Correct - if you compensate for the difference in agitation and the effect it has on density.
but it sounds as if stand or semi stand development will not reduce grain either

Exactly. All the available evidence shows that above the level of agitation sufficient to deliver truly even development, any agitation adjustment will just alter the resultant density range. Most of the claims are coming from people whose process controls aren't hitting the simplest of baselines - or who used things like HC-110 which is not really optimised for high sharpness (D-76 is sharper for example).

I’ve been using the R09 at 1:25 for seven minutes, agitation is 15 seconds to start then five seconds after every thirty seconds. Any suggestions for adjusting time?

Taking off 10-15% is often a good starting point - but you will need to iterate within reasonable controls of temperature etc - and the type of tank you use, how you fill it etc. I would never compromise a negative for a substandard scanning setup BTW - if it's even moderately competent it'll have no problems with a normal B&W neg.
Once you see Xtol's sharpness and tones "especially with TriX and Tmax" it is hard to go to other.

I think people would be astonished at how much effort was put into trying to better D-76's granularity/ sharpness/ speed balance - Xtol was the eventual result of Kodak's research, DD-X and Ilfosol 3 from Ilford are also roughly aimed at the same end but in somewhat different ways.
produce startlingly different results with tiny negatives, as does gentle vs. vigorous agitation, especially with the higher speed emulsions.

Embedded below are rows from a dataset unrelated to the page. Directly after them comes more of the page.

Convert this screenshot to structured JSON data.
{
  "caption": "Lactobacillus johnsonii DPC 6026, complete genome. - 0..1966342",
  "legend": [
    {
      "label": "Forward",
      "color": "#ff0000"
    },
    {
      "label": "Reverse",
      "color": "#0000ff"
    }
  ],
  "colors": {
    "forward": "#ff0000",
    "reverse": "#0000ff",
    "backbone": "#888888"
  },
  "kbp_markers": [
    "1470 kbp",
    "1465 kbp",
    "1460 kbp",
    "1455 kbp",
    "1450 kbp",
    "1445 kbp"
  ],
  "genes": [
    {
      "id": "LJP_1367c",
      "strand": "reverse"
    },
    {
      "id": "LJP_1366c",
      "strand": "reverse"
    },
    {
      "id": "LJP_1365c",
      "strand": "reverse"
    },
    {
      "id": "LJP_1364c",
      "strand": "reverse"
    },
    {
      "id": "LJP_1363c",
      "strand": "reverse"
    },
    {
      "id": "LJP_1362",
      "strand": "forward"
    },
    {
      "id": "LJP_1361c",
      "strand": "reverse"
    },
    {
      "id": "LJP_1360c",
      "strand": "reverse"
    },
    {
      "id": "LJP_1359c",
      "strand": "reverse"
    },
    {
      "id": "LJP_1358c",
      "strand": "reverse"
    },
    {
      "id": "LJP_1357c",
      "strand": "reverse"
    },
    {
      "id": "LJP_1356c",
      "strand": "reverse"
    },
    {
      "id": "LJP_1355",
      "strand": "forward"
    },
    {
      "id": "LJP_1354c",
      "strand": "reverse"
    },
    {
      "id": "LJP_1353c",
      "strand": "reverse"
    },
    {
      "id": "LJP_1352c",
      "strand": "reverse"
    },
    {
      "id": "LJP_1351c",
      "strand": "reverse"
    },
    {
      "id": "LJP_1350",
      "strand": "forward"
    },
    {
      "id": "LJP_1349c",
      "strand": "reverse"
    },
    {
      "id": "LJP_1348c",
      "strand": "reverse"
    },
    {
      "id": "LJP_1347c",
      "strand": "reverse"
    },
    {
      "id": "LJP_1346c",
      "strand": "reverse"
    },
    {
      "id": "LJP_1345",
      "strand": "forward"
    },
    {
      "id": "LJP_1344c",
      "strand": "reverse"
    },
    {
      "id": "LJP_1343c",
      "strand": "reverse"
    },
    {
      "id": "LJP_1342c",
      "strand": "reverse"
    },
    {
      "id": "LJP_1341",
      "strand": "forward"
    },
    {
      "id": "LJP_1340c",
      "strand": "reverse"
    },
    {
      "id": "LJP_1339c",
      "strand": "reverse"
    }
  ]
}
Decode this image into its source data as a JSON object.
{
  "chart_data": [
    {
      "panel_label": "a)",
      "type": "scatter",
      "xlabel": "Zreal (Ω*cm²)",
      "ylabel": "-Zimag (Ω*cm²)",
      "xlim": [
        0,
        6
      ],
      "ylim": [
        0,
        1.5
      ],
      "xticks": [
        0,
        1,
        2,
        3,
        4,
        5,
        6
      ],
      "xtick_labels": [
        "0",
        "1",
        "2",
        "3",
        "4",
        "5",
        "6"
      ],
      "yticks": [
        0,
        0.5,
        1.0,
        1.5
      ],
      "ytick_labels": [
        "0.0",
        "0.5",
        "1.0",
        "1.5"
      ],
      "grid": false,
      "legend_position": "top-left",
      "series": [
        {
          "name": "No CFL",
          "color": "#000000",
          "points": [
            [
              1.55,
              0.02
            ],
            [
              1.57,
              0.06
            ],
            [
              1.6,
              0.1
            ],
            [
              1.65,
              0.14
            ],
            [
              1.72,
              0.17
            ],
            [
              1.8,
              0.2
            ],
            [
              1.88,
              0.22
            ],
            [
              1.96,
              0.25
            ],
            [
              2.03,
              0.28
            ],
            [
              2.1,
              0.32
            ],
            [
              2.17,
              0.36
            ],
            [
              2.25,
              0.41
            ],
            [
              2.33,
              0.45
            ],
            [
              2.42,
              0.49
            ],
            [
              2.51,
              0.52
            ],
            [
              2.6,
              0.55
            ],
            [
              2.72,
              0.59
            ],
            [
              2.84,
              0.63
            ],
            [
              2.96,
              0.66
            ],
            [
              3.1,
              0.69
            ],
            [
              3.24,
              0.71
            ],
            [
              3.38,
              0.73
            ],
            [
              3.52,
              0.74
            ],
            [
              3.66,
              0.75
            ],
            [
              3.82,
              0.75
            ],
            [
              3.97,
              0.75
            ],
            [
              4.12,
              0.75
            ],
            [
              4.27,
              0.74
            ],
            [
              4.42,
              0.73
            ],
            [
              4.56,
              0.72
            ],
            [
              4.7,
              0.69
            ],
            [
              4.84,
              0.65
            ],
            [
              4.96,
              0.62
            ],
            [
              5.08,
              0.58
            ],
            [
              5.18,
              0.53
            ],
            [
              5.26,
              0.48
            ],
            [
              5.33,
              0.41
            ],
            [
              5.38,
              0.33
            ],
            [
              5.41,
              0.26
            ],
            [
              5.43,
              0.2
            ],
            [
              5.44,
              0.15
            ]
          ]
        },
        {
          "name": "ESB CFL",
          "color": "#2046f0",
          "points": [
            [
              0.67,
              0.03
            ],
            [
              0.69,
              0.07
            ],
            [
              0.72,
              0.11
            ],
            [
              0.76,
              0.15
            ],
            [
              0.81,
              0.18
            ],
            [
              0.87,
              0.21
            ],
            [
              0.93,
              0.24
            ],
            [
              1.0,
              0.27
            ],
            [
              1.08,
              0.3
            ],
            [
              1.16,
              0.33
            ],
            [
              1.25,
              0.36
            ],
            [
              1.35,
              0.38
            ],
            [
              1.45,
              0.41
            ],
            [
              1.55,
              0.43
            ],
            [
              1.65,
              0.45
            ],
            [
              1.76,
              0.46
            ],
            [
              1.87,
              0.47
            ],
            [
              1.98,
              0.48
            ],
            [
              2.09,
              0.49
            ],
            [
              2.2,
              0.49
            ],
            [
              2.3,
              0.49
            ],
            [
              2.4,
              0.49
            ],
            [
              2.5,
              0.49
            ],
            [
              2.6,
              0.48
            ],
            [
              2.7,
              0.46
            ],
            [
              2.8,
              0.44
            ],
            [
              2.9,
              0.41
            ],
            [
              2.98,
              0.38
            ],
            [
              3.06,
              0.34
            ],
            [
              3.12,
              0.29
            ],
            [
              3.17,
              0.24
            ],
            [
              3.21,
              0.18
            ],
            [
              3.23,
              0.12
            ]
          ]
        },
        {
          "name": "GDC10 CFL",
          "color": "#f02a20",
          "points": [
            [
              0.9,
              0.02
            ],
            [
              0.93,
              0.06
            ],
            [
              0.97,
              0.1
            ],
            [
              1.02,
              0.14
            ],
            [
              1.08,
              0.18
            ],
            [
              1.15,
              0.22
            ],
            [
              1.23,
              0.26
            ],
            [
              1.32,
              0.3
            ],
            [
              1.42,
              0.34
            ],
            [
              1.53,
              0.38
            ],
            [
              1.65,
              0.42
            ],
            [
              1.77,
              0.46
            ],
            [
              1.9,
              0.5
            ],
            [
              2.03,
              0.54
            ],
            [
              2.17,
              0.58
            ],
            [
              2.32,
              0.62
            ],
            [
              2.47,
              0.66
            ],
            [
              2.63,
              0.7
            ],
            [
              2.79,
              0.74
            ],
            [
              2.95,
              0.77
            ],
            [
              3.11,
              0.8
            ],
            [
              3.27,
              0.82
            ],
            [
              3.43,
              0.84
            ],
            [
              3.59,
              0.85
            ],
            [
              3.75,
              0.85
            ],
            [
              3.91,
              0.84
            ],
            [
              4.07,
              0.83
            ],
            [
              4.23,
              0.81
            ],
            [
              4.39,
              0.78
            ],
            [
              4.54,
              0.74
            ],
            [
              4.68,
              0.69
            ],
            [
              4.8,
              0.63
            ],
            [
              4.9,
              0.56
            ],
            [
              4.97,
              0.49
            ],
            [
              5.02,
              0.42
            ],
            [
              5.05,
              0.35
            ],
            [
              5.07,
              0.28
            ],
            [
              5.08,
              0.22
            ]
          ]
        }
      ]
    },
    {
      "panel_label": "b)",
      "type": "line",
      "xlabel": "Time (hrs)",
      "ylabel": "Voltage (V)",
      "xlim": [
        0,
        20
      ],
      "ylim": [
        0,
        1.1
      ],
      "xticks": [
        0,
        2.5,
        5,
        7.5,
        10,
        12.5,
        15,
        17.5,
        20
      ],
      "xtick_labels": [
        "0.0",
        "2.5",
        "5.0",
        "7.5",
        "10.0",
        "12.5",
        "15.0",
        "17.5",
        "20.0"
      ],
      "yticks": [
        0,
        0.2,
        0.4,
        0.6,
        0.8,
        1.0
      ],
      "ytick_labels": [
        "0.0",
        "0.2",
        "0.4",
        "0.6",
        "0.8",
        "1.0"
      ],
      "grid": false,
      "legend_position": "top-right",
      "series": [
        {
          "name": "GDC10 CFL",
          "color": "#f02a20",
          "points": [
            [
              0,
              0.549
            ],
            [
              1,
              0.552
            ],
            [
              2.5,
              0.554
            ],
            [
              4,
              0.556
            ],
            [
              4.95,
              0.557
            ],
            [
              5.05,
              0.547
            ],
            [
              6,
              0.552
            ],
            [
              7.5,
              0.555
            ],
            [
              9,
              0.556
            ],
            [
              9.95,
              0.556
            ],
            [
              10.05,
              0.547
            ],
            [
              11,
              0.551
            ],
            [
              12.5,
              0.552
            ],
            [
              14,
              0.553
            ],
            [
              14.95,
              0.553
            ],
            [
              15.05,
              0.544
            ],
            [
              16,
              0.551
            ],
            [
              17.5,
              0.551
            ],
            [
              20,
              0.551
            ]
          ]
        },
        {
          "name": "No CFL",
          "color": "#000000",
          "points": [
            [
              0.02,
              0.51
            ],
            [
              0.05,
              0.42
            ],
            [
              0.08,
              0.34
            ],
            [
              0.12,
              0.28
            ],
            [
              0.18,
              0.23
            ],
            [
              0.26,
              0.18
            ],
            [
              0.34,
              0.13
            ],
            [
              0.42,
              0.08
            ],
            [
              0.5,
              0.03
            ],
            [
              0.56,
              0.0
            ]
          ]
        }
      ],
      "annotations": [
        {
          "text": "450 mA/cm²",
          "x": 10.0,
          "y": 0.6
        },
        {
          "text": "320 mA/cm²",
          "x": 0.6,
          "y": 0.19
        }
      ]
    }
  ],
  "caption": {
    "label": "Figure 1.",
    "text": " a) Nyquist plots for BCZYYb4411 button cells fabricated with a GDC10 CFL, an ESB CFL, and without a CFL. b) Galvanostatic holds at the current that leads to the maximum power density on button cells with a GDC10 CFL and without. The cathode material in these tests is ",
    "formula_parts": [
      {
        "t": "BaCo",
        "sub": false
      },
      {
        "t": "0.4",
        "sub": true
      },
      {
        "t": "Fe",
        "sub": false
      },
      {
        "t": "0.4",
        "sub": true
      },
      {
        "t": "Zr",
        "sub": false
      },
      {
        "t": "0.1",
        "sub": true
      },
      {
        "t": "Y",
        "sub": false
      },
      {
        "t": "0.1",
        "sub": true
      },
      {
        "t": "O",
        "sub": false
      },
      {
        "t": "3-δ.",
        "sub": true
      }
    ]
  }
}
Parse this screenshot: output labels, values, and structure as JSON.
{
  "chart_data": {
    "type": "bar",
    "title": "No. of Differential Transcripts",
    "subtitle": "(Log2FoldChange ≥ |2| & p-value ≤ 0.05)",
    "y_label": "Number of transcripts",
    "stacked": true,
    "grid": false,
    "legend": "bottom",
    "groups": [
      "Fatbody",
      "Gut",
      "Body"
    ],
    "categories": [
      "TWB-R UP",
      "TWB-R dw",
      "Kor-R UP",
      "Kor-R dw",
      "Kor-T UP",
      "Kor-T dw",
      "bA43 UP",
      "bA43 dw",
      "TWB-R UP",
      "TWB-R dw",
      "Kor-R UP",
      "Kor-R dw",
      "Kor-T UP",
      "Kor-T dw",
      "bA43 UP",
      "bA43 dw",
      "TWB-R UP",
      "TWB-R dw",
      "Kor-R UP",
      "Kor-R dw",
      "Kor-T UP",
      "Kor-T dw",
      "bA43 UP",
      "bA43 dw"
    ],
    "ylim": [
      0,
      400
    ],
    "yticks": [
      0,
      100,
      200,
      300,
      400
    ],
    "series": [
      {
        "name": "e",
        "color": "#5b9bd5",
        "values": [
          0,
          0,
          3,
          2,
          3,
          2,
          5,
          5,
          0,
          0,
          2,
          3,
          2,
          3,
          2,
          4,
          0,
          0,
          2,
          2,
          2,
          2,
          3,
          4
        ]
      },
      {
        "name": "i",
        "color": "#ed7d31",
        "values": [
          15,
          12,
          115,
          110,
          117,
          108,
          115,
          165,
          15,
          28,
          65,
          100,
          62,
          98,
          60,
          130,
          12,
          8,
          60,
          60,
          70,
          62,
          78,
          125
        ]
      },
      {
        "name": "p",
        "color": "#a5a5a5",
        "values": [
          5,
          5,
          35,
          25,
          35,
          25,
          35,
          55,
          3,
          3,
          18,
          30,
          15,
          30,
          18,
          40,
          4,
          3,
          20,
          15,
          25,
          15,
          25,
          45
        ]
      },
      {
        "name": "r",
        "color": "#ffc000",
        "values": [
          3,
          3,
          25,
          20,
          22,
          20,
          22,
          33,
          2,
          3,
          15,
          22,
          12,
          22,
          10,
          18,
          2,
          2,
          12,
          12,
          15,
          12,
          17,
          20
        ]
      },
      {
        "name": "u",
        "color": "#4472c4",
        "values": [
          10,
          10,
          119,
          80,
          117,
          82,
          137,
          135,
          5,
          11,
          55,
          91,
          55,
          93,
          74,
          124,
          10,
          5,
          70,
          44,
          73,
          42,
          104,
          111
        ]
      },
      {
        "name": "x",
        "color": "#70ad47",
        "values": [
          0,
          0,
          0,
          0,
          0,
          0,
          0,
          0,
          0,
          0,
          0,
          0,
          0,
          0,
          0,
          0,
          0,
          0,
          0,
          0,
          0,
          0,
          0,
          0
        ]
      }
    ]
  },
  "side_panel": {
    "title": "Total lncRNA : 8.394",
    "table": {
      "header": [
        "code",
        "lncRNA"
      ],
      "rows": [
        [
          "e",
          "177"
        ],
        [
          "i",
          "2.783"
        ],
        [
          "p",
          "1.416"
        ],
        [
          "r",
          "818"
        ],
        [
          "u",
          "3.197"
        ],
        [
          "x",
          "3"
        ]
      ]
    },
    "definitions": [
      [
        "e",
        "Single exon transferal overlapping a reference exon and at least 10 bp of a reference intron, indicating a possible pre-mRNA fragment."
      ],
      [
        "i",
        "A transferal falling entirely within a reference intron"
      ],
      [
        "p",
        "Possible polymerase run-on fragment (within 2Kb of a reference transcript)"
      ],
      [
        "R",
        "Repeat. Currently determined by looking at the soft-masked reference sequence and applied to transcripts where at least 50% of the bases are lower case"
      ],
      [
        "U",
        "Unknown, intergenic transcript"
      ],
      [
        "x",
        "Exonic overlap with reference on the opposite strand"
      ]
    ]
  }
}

You can produce all sorts of startlingly different effects via poor process control within which agitation variance is not controlled for in terms of final density. I was not saying anything other than that Rodinal cannot transmit as much information as something along the lines of D-76 because it generates higher granularity and no better meaningful sharpness at either high or low frequencies. Richard Henry's microdensitometry results show this - and I have seen the same phenomena very clearly with standard materials used in regular ways across a very large quantity of film.